NORTH YARMOUTH, Maine -- A young girl's decomposed body was found last month -- nearly 10 years after she vanished -- inside a cardboard crate in a barn.
About three weeks after she disappeared, police received crude sketches of a house and a barn from an elderly man who claimed he had a 'vision' of where Barbara Ann Ripley might be discovered.
The faded sketches had been all-but-forgotten since the 11-year-old was last seen on Sept. 29, 1971.
'I compared it to a photo we took of the site, and everything matched,' said Maine State Police Det. Peter Herring.
'The barn, its relationship to the house and the road,' he said. 'If you stand and look at the place from the same perspective, it all looks the same.'
One sketch even had a large arrow pointing to the right corner of Edward Hodgetts' barn on Route 231 where the body was found.
'The house (in my mind) is up higher than the barn -- one end of the barn faces the road -- country road -- I think it's (the house) white -- faded white,' said a note from the elderly man that accompanied the sketches.
The large house owned by Hodgetts is white. It is not on a slope, but appears higher than the barn -- which has one end facing the road.
'I don't believe that kind of stuff, but it makes you think twice,' said Assistant Attorney General Pat Perrino, chief investigator in the case.
The elderly man had a few road names scrawled on the note -- all about five miles away, in the nearby towns of Falmouth and Cumberland.
Police had a name and return address with the sketches: Elmer S. Dougherty, 26 Wilder's Trailer Court, Old Town, Maine.
Police tried to contact him when the girl's body was found.

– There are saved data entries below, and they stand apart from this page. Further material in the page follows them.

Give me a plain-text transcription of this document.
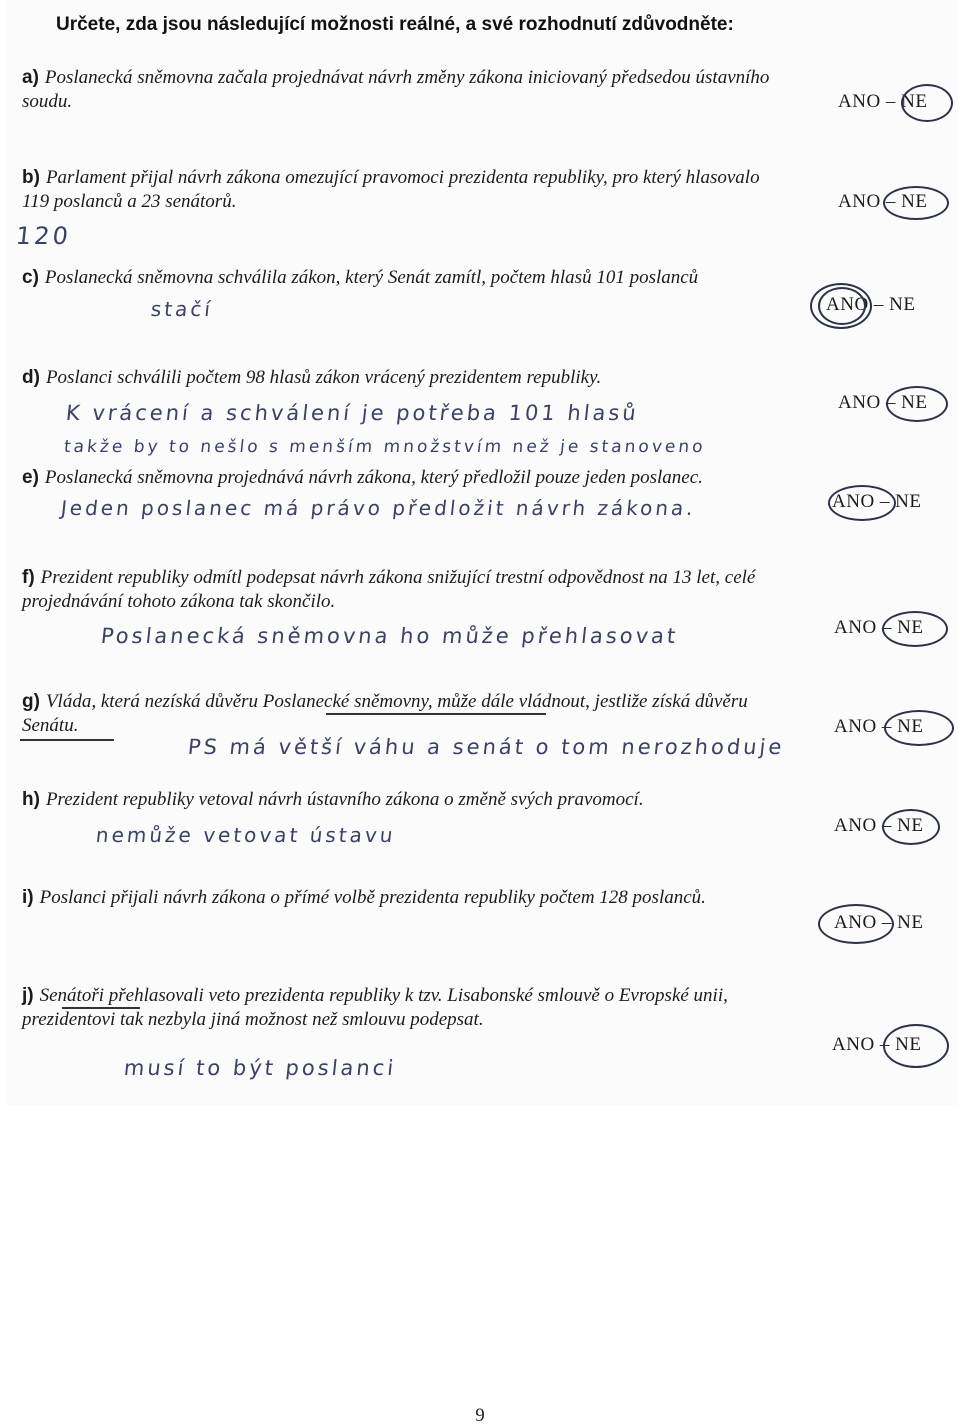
Určete, zda jsou následující možnosti reálné, a své rozhodnutí zdůvodněte:
a) Poslanecká sněmovna začala projednávat návrh změny zákona iniciovaný předsedou ústavního
soudu.	ANO – NE
b) Parlament přijal návrh zákona omezující pravomoci prezidenta republiky, pro který hlasovalo
119 poslanců a 23 senátorů.	ANO – NE
120
c) Poslanecká sněmovna schválila zákon, který Senát zamítl, počtem hlasů 101 poslanců
ANO – NE
stačí
d) Poslanci schválili počtem 98 hlasů zákon vrácený prezidentem republiky.
ANO – NE
K vrácení a schválení je potřeba 101 hlasů
takže by to nešlo s menším množstvím než je stanoveno
e) Poslanecká sněmovna projednává návrh zákona, který předložil pouze jeden poslanec.
ANO – NE
Jeden poslanec má právo předložit návrh zákona.
f) Prezident republiky odmítl podepsat návrh zákona snižující trestní odpovědnost na 13 let, celé
projednávání tohoto zákona tak skončilo.
ANO – NE
Poslanecká sněmovna ho může přehlasovat
g) Vláda, která nezíská důvěru Poslanecké sněmovny, může dále vládnout, jestliže získá důvěru
Senátu.	ANO – NE
PS má větší váhu a senát o tom nerozhoduje
h) Prezident republiky vetoval návrh ústavního zákona o změně svých pravomocí.
ANO – NE
nemůže vetovat ústavu
i) Poslanci přijali návrh zákona o přímé volbě prezidenta republiky počtem 128 poslanců.
ANO – NE
j) Senátoři přehlasovali veto prezidenta republiky k tzv. Lisabonské smlouvě o Evropské unii,
prezidentovi tak nezbyla jiná možnost než smlouvu podepsat.
ANO – NE
musí to být poslanci
9
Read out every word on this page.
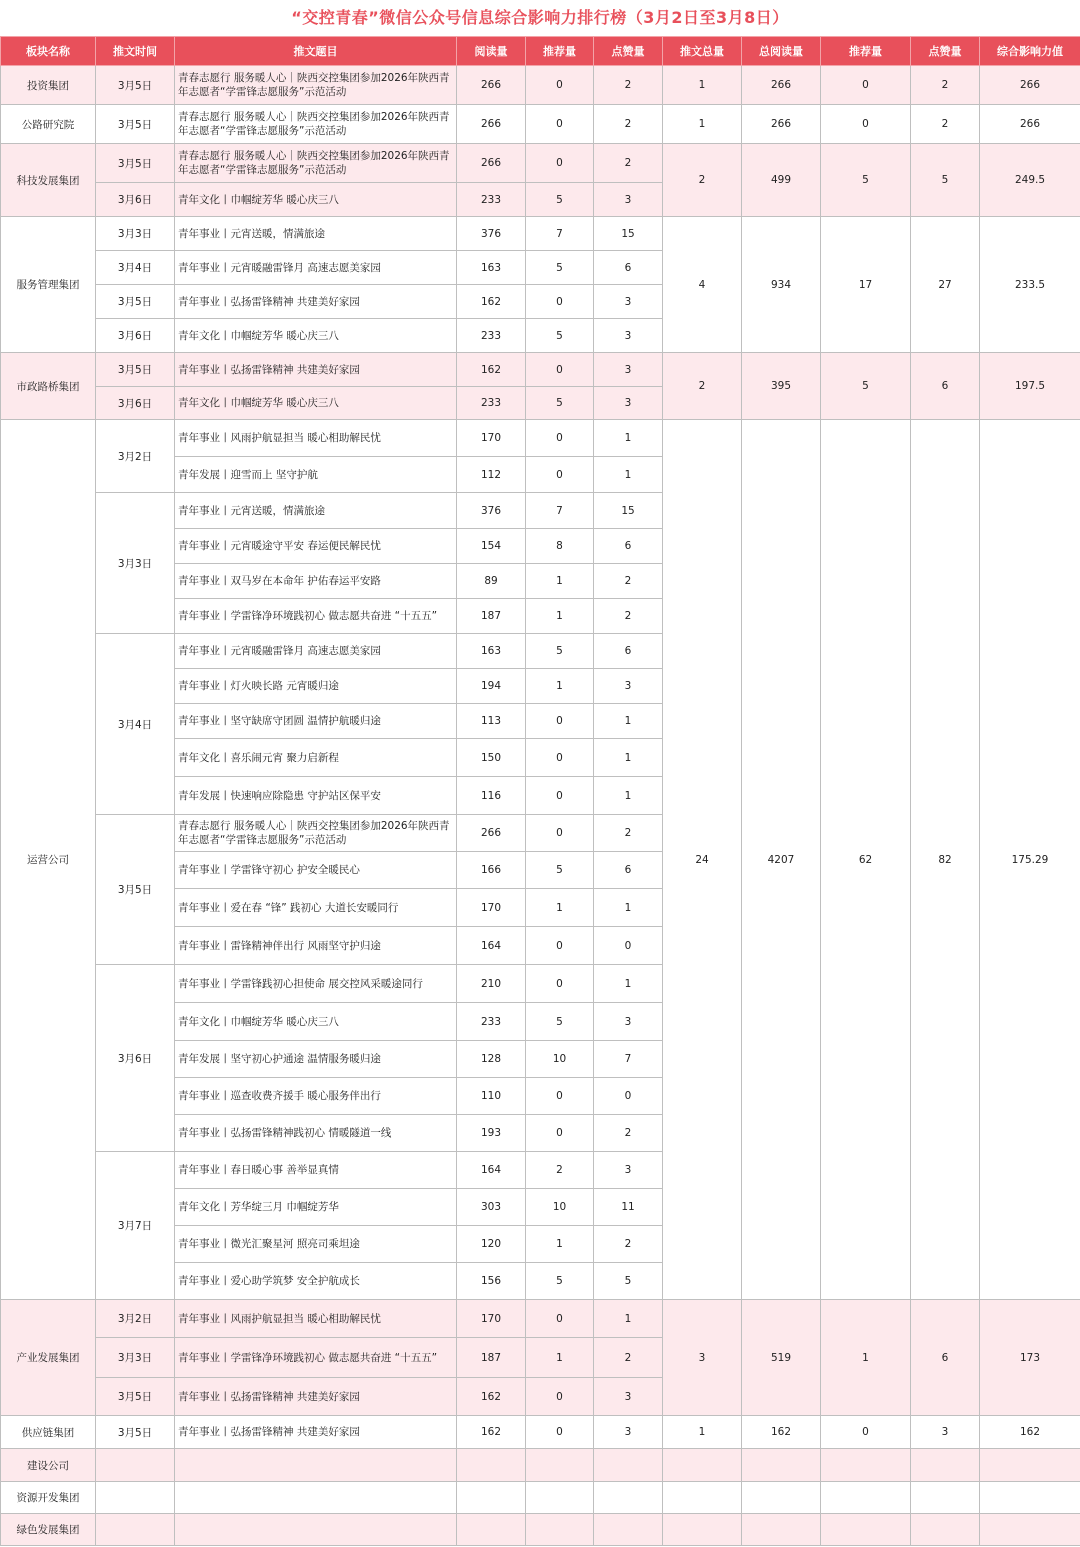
“交控青春”微信公众号信息综合影响力排行榜（3月2日至3月8日）
板块名称	推文时间	推文题目	阅读量	推荐量	点赞量	推文总量	总阅读量	推荐量	点赞量	综合影响力值
投资集团	3月5日	青春志愿行 服务暖人心｜陕西交控集团参加2026年陕西青年志愿者“学雷锋志愿服务”示范活动	266	0	2	1	266	0	2	266
公路研究院	3月5日	青春志愿行 服务暖人心｜陕西交控集团参加2026年陕西青年志愿者“学雷锋志愿服务”示范活动	266	0	2	1	266	0	2	266
科技发展集团	3月5日	青春志愿行 服务暖人心｜陕西交控集团参加2026年陕西青年志愿者“学雷锋志愿服务”示范活动	266	0	2	2	499	5	5	249.5
	3月6日	青年文化丨巾帼绽芳华 暖心庆三八	233	5	3					
服务管理集团	3月3日	青年事业丨元宵送暖，情满旅途	376	7	15	4	934	17	27	233.5
	3月4日	青年事业丨元宵暖融雷锋月 高速志愿美家园	163	5	6					
	3月5日	青年事业丨弘扬雷锋精神 共建美好家园	162	0	3					
	3月6日	青年文化丨巾帼绽芳华 暖心庆三八	233	5	3					
市政路桥集团	3月5日	青年事业丨弘扬雷锋精神 共建美好家园	162	0	3	2	395	5	6	197.5
	3月6日	青年文化丨巾帼绽芳华 暖心庆三八	233	5	3					
运营公司	3月2日	青年事业丨风雨护航显担当 暖心相助解民忧	170	0	1	24	4207	62	82	175.29
		青年发展丨迎雪而上 坚守护航	112	0	1					
	3月3日	青年事业丨元宵送暖，情满旅途	376	7	15					
		青年事业丨元宵暖途守平安 春运便民解民忧	154	8	6					
		青年事业丨双马岁在本命年 护佑春运平安路	89	1	2					
		青年事业丨学雷锋净环境践初心 做志愿共奋进 “十五五”	187	1	2					
	3月4日	青年事业丨元宵暖融雷锋月 高速志愿美家园	163	5	6					
		青年事业丨灯火映长路 元宵暖归途	194	1	3					
		青年事业丨坚守缺席守团圆 温情护航暖归途	113	0	1					
		青年文化丨喜乐闹元宵 聚力启新程	150	0	1					
		青年发展丨快速响应除隐患 守护站区保平安	116	0	1					
	3月5日	青春志愿行 服务暖人心｜陕西交控集团参加2026年陕西青年志愿者“学雷锋志愿服务”示范活动	266	0	2					
		青年事业丨学雷锋守初心 护安全暖民心	166	5	6					
		青年事业丨爱在春 “锋” 践初心 大道长安暖同行	170	1	1					
		青年事业丨雷锋精神伴出行 风雨坚守护归途	164	0	0					
	3月6日	青年事业丨学雷锋践初心担使命 展交控风采暖途同行	210	0	1					
		青年文化丨巾帼绽芳华 暖心庆三八	233	5	3					
		青年发展丨坚守初心护通途 温情服务暖归途	128	10	7					
		青年事业丨巡查收费齐援手 暖心服务伴出行	110	0	0					
		青年事业丨弘扬雷锋精神践初心 情暖隧道一线	193	0	2					
	3月7日	青年事业丨春日暖心事 善举显真情	164	2	3					
		青年文化丨芳华绽三月 巾帼绽芳华	303	10	11					
		青年事业丨微光汇聚星河 照亮司乘坦途	120	1	2					
		青年事业丨爱心助学筑梦 安全护航成长	156	5	5					
产业发展集团	3月2日	青年事业丨风雨护航显担当 暖心相助解民忧	170	0	1	3	519	1	6	173
	3月3日	青年事业丨学雷锋净环境践初心 做志愿共奋进 “十五五”	187	1	2					
	3月5日	青年事业丨弘扬雷锋精神 共建美好家园	162	0	3					
供应链集团	3月5日	青年事业丨弘扬雷锋精神 共建美好家园	162	0	3	1	162	0	3	162
建设公司										
资源开发集团										
绿色发展集团										
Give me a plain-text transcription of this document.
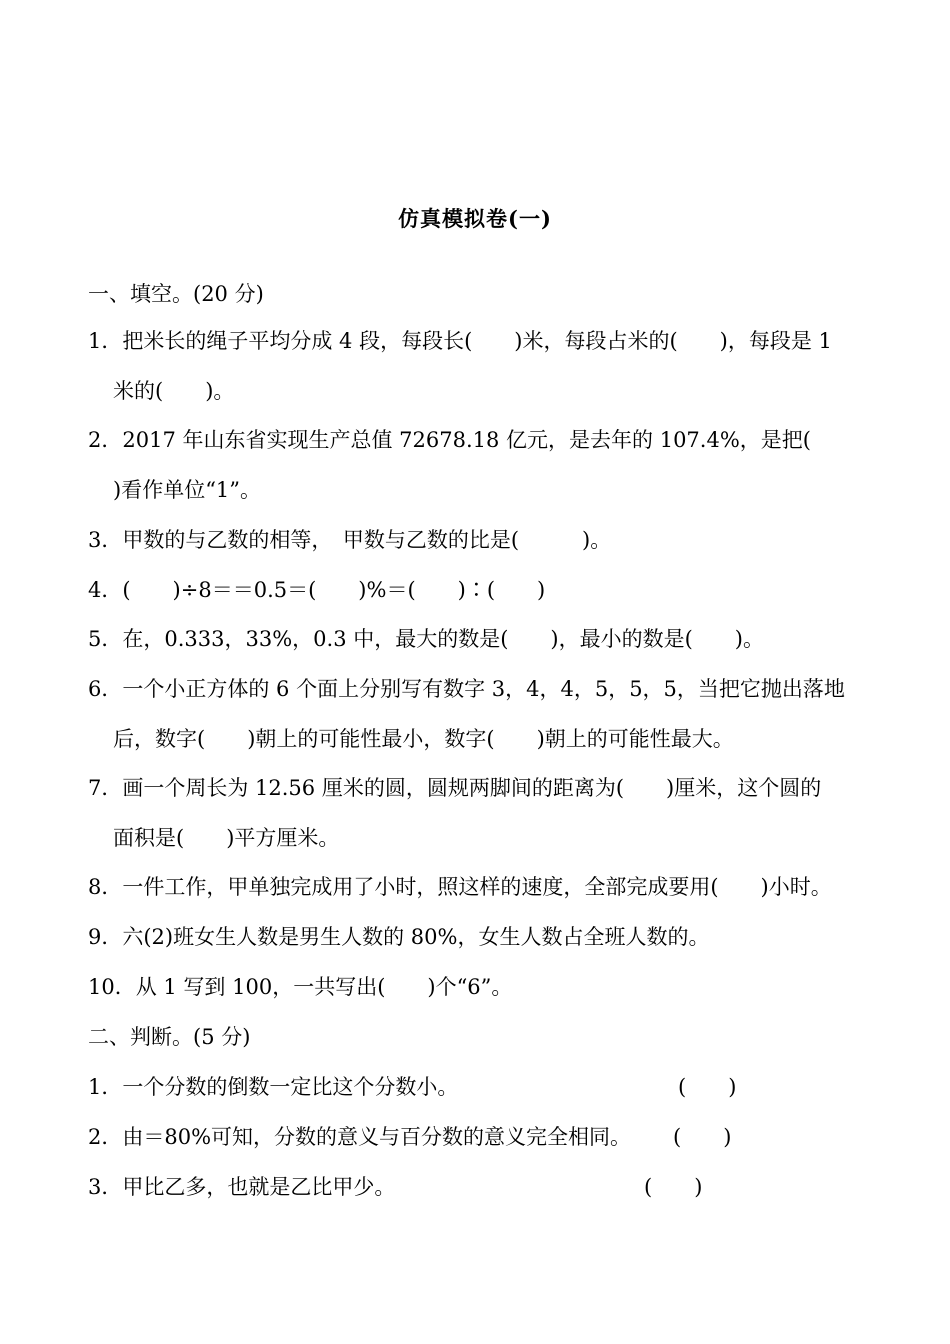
仿真模拟卷(一)
一、填空。(20 分)
1．把米长的绳子平均分成 4 段，每段长(　　)米，每段占米的(　　)，每段是 1
米的(　　)。
2．2017 年山东省实现生产总值 72678.18 亿元，是去年的 107.4%，是把(
)看作单位“1”。
3．甲数的与乙数的相等，　甲数与乙数的比是(　　　)。
4．(　　)÷8＝＝0.5＝(　　)%＝(　　)∶(　　)
5．在，0.333，33%，0.3 中，最大的数是(　　)，最小的数是(　　)。
6．一个小正方体的 6 个面上分别写有数字 3，4，4，5，5，5，当把它抛出落地
后，数字(　　)朝上的可能性最小，数字(　　)朝上的可能性最大。
7．画一个周长为 12.56 厘米的圆，圆规两脚间的距离为(　　)厘米，这个圆的
面积是(　　)平方厘米。
8．一件工作，甲单独完成用了小时，照这样的速度，全部完成要用(　　)小时。
9．六(2)班女生人数是男生人数的 80%，女生人数占全班人数的。
10．从 1 写到 100，一共写出(　　)个“6”。
二、判断。(5 分)
1．一个分数的倒数一定比这个分数小。	(　　)
2．由＝80%可知，分数的意义与百分数的意义完全相同。 (　　)
3．甲比乙多，也就是乙比甲少。	(　　)
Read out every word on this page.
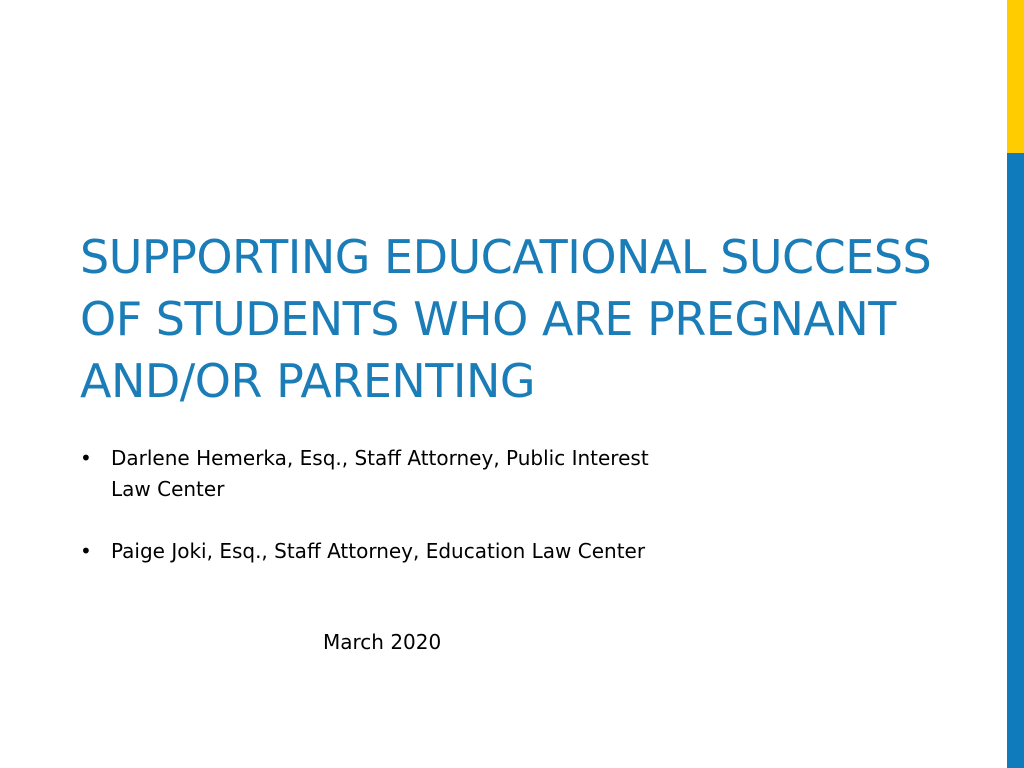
SUPPORTING EDUCATIONAL SUCCESS
OF STUDENTS WHO ARE PREGNANT
AND/OR PARENTING
• Darlene Hemerka, Esq., Staff Attorney, Public Interest Law Center
• Paige Joki, Esq., Staff Attorney, Education Law Center
March 2020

He had died from pneumonia in Bangor in 1973 at age 71.
'I remember him speaking to us at that time about how he had a vision of the barn and the house and the location,' said Mrs. Doris Wilder, who knew Dougherty at the trailer park. 'He was quite concerned about it.'
The husky old man lived in the trailer with four cats.
'When he passed away, it was the strangest thing I ever saw -- his cats started dying, too,' said Harvey Wilder, who has since moved with his wife to Florida.
And retired Penobscot County Sheriff Otis LaBree also remembers Dougherty -- who contacted him several times about missing children.
'He stirred me up on a couple of cases because he started mentioning things that hadn't been reported in the papers, and was hitting pretty close to what I knew were the facts,' LaBree said.
Authorities are treating Miss Ripley's death as a natural death.
'Everything points to the girl having some sort of emotional problems, running away from home, crawling into the crate and then dying from exposure,' Perrino said.